Benidorm
Benidorm ist ein urbanes Kuriosum. Die Geschichte der Stadt reicht nicht mehr als rund 60 Jahre zurück, als man in dem kleinen Fischerdorf anfing, die Straßen zu betonieren und eine Wasserversorgung anzulegen. Der damalige Bürgermeister Pedro Zaragosa Orts ließ einen Flächennutzungsplan erstellen und erlaubte ab 1959 das Tragen von Bikinis am Strand, ein im franquistischen Spanien keinesfalls selbstverständliches Unterfangen. Gab es bis in die 50er Jahre hinein vier Hotels am Ort, so entstanden allein in den 60er Jahren über 50 Neue. Mit einem erweiterten Flächennutzungsplan von 1963, wurde es möglich Hochhäuser zu bauen. Ein noch heute eindrucksvolles Zeichen dieser ersten Hochhäuser ist das Edificio Coblanca aus dem Jahr 1969 mit erstaunlichen 94m Höhe. Die Eröffnung des Flughafens von Alicante 1970 gab dem Tourismusboom einen weiteren Schub.
Heute hat Benidorm nicht weniger als 27 Gebäude mit einer Höhe von 100m und mehr (davon sind 25 erst nach 2000 entstanden), was nicht nur in Spanien einen absoluten Rekord darstellt (zum Vergleich die deutsche Hochhausstadt Frankfurt hat 34 Häuser mit mehr als 100m Höhe, Berlin aber nur sieben!). Trotzdem besitzt Benidorm nur etwas mehr als 70.000 gemeldete Einwohner, wovon rund 37% Ausländer, zumeist Briten, sind. Wie das zusammenpasst? Benidorm ist ein Urlaubsort, vielleicht sogar der Urlaubsort in Südeuropa. Das Wasser des Mittelmeeres ist hier auffallend klar und hat einen blauen Farbton, so wie man es sich als Badegast wünscht. Ein Leuchtturm des Massentourismus, ein Magnet für braungebrannte Sonnenfanatiker, Strandpromenadenflaneure und Urlaubspartygänger. Im Sommer kommt es vor, das hier gleichzeitig rund 1,5 Millionen Menschen (Hotel- und Tagesgäste) in der Stadt sind, damit ist die Stadt zu diesem Zeitpunkt ungefähr so gefüllt wie Barcelona.

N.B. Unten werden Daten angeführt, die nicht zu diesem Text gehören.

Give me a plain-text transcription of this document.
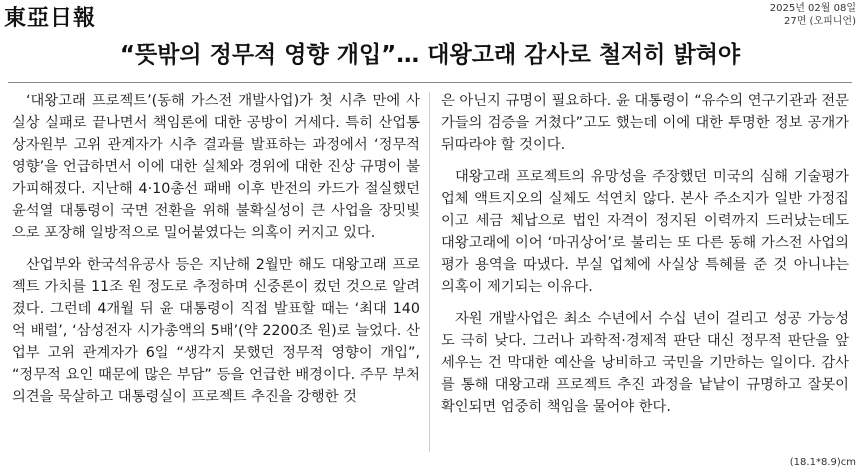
東亞日報	2025년 02월 08일
27면 (오피니언)
“뜻밖의 정무적 영향 개입”… 대왕고래 감사로 철저히 밝혀야

‘대왕고래 프로젝트’(동해 가스전 개발사업)가 첫 시추 만에 사실상 실패로 끝나면서 책임론에 대한 공방이 거세다. 특히 산업통상자원부 고위 관계자가 시추 결과를 발표하는 과정에서 ‘정무적 영향’을 언급하면서 이에 대한 실체와 경위에 대한 진상 규명이 불가피해졌다. 지난해 4·10총선 패배 이후 반전의 카드가 절실했던 윤석열 대통령이 국면 전환을 위해 불확실성이 큰 사업을 장밋빛으로 포장해 일방적으로 밀어붙였다는 의혹이 커지고 있다.

산업부와 한국석유공사 등은 지난해 2월만 해도 대왕고래 프로젝트 가치를 11조 원 정도로 추정하며 신중론이 컸던 것으로 알려졌다. 그런데 4개월 뒤 윤 대통령이 직접 발표할 때는 ‘최대 140억 배럴’, ‘삼성전자 시가총액의 5배’(약 2200조 원)로 늘었다. 산업부 고위 관계자가 6일 “생각지 못했던 정무적 영향이 개입”, “정무적 요인 때문에 많은 부담” 등을 언급한 배경이다. 주무 부처 의견을 묵살하고 대통령실이 프로젝트 추진을 강행한 것

은 아닌지 규명이 필요하다. 윤 대통령이 “유수의 연구기관과 전문가들의 검증을 거쳤다”고도 했는데 이에 대한 투명한 정보 공개가 뒤따라야 할 것이다.

대왕고래 프로젝트의 유망성을 주장했던 미국의 심해 기술평가업체 액트지오의 실체도 석연치 않다. 본사 주소지가 일반 가정집이고 세금 체납으로 법인 자격이 정지된 이력까지 드러났는데도 대왕고래에 이어 ‘마귀상어’로 불리는 또 다른 동해 가스전 사업의 평가 용역을 따냈다. 부실 업체에 사실상 특혜를 준 것 아니냐는 의혹이 제기되는 이유다.

자원 개발사업은 최소 수년에서 수십 년이 걸리고 성공 가능성도 극히 낮다. 그러나 과학적·경제적 판단 대신 정무적 판단을 앞세우는 건 막대한 예산을 낭비하고 국민을 기만하는 일이다. 감사를 통해 대왕고래 프로젝트 추진 과정을 낱낱이 규명하고 잘못이 확인되면 엄중히 책임을 물어야 한다.

(18.1*8.9)cm
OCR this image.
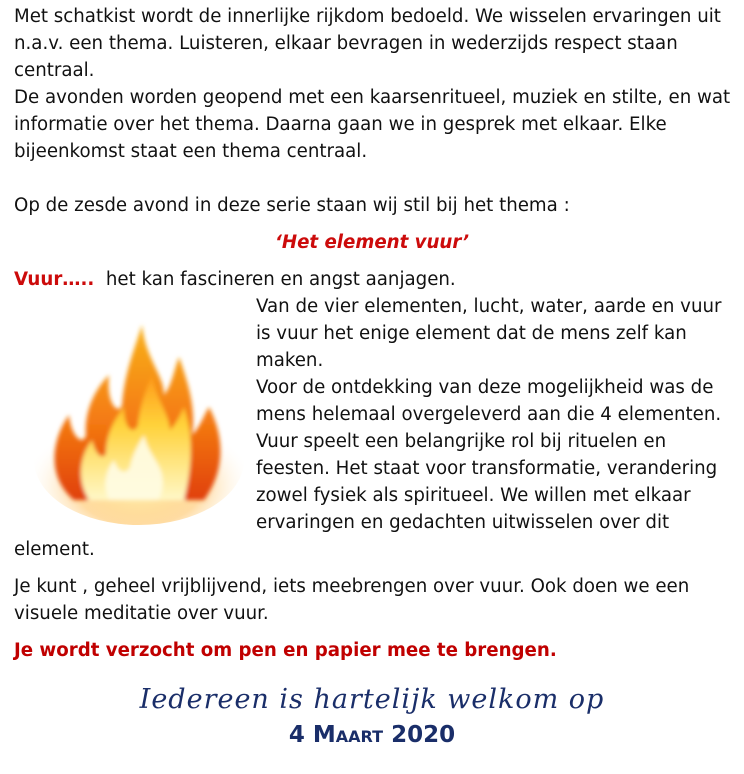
Met schatkist wordt de innerlijke rijkdom bedoeld. We wisselen ervaringen uit n.a.v. een thema. Luisteren, elkaar bevragen in wederzijds respect staan centraal.

De avonden worden geopend met een kaarsenritueel, muziek en stilte, en wat informatie over het thema. Daarna gaan we in gesprek met elkaar. Elke bijeenkomst staat een thema centraal.

Op de zesde avond in deze serie staan wij stil bij het thema :

‘Het element vuur’

Vuur…..  het kan fascineren en angst aanjagen.

Van de vier elementen, lucht, water, aarde en vuur is vuur het enige element dat de mens zelf kan maken.

Voor de ontdekking van deze mogelijkheid was de mens helemaal overgeleverd aan die 4 elementen. Vuur speelt een belangrijke rol bij rituelen en feesten. Het staat voor transformatie, verandering zowel fysiek als spiritueel. We willen met elkaar ervaringen en gedachten uitwisselen over dit element.

Je kunt , geheel vrijblijvend, iets meebrengen over vuur. Ook doen we een visuele meditatie over vuur.

Je wordt verzocht om pen en papier mee te brengen.

Iedereen is hartelijk welkom op

4 Maart 2020
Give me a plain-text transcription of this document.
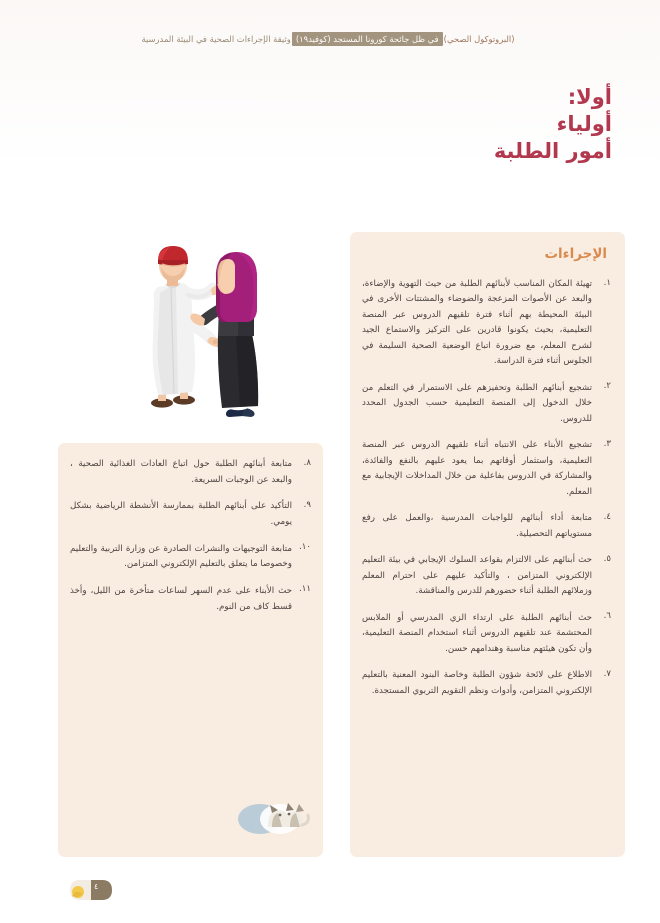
(البروتوكول الصحي)
في ظل جائحة كورونا المستجد (كوفيد١٩)
وثيقة الإجراءات الصحية في البيئة المدرسية
أولا:
أولياء
أمور الطلبة
الإجراءات
١.
تهيئة المكان المناسب لأبنائهم الطلبة من حيث التهوية والإضاءة، والبعد عن الأصوات المزعجة والضوضاء والمشتتات الأخرى في البيئة المحيطة بهم أثناء فترة تلقيهم الدروس عبر المنصة التعليمية، بحيث يكونوا قادرين على التركيز والاستماع الجيد لشرح المعلم، مع ضرورة اتباع الوضعية الصحية السليمة في الجلوس أثناء فترة الدراسة.
٢.
تشجيع أبنائهم الطلبة وتحفيزهم على الاستمرار في التعلم من خلال الدخول إلى المنصة التعليمية حسب الجدول المحدد للدروس.
٣.
تشجيع الأبناء على الانتباه أثناء تلقيهم الدروس عبر المنصة التعليمية، واستثمار أوقاتهم بما يعود عليهم بالنفع والفائدة، والمشاركة في الدروس بفاعلية من خلال المداخلات الإيجابية مع المعلم.
٤.
متابعة أداء أبنائهم للواجبات المدرسية ،والعمل على رفع مستوياتهم التحصيلية.
٥.
حث أبنائهم على الالتزام بقواعد السلوك الإيجابي في بيئة التعليم الإلكتروني المتزامن ، والتأكيد عليهم على احترام المعلم وزملائهم الطلبة أثناء حضورهم للدرس والمناقشة.
٦.
حث أبنائهم الطلبة على ارتداء الزي المدرسي أو الملابس المحتشمة عند تلقيهم الدروس أثناء استخدام المنصة التعليمية، وأن تكون هيئتهم مناسبة وهندامهم حسن.
٧.
الاطلاع على لائحة شؤون الطلبة وخاصة البنود المعنية بالتعليم الإلكتروني المتزامن، وأدوات ونظم التقويم التربوي المستجدة.
٨.
متابعة أبنائهم الطلبة حول اتباع العادات الغذائية الصحية ، والبعد عن الوجبات السريعة.
٩.
التأكيد على أبنائهم الطلبة بممارسة الأنشطة الرياضية بشكل يومي.
١٠.
متابعة التوجيهات والنشرات الصادرة عن وزارة التربية والتعليم وخصوصا ما يتعلق بالتعليم الإلكتروني المتزامن.
١١.
حث الأبناء على عدم السهر لساعات متأخرة من الليل، وأخذ قسط كاف من النوم.
٤
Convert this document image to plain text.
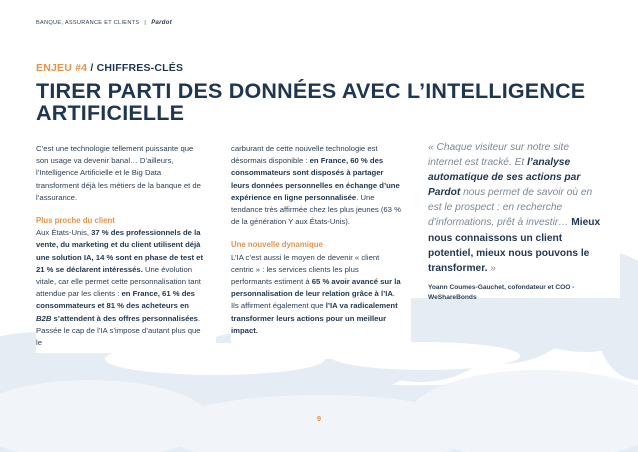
BANQUE, ASSURANCE ET CLIENTS | Pardot
ENJEU #4 / CHIFFRES-CLÉS
TIRER PARTI DES DONNÉES AVEC L’INTELLIGENCE ARTIFICIELLE

C’est une technologie tellement puissante que son usage va devenir banal… D’ailleurs, l’Intelligence Artificielle et le Big Data transforment déjà les métiers de la banque et de l’assurance.

Plus proche du client

Aux États-Unis, 37 % des professionnels de la vente, du marketing et du client utilisent déjà une solution IA, 14 % sont en phase de test et 21 % se déclarent intéressés. Une évolution vitale, car elle permet cette personnalisation tant attendue par les clients : en France, 61 % des consommateurs et 81 % des acheteurs en B2B s’attendent à des offres personnalisées. Passée le cap de l’IA s’impose d’autant plus que le

carburant de cette nouvelle technologie est désormais disponible : en France, 60 % des consommateurs sont disposés à partager leurs données personnelles en échange d’une expérience en ligne personnalisée. Une tendance très affirmée chez les plus jeunes (63 % de la génération Y aux États-Unis).

Une nouvelle dynamique

L’IA c’est aussi le moyen de devenir « client centric » : les services clients les plus performants estiment à 65 % avoir avancé sur la personnalisation de leur relation grâce à l’IA. Ils affirment également que l’IA va radicalement transformer leurs actions pour un meilleur impact.

« Chaque visiteur sur notre site internet est tracké. Et l’analyse automatique de ses actions par Pardot nous permet de savoir où en est le prospect : en recherche d’informations, prêt à investir… Mieux nous connaissons un client potentiel, mieux nous pouvons le transformer. »

Yoann Coumes-Gauchet, cofondateur et COO - WeShareBonds
9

Benidorm liegt an der Costa Blanca, rund 45km nördlich von Alicante. Zwei Buchten formen eine kleine Spitze, an dem das Stadtzentrum liegt. Würde man sich nur dort aufhalten, könnte man keinen großen Unterschied zu den anderen Touristenhochburgen der Region erkennen. Die Häuser erreichen meist vier bis fünf Geschosse und beherbergen im Untergeschoss irgendeinen Laden touristischen Konsums (Strandbedarf, Klamotten, Souvenirs oder kleiner Supermarkt) oder ein Restaurant. Erst an den Stränden stehen die Hochhäuser, dann aber ziehen sie sich in mehreren Reihen an den jeweils rund 2,5km langen Küstenstreifen der Playa Levante und Playa Poniente entlang. Dahinter erstecken sich Einkaufszentren oder Freizeitparks, wie Terra Mitica, Spaniens größter Attraktionenpark.
Doch auch wenn man vom massentouristischen Trubel, den tausenden Strandartikelläden, den Livebands in den Kneipen, die auch tagsüber schon spielen, den englischen Pubs (Briten stellen den Löwenanteil des Besucher) oder den holländischen Frittenbuden nichts hält, so ist ein Blick auf das Manhattan Südeuropas architektonisch nicht uninteressant. Benidorm bietet da neben schnell und billig hingeworfenen Hochhäusern, auch die ein oder andere Entdeckung.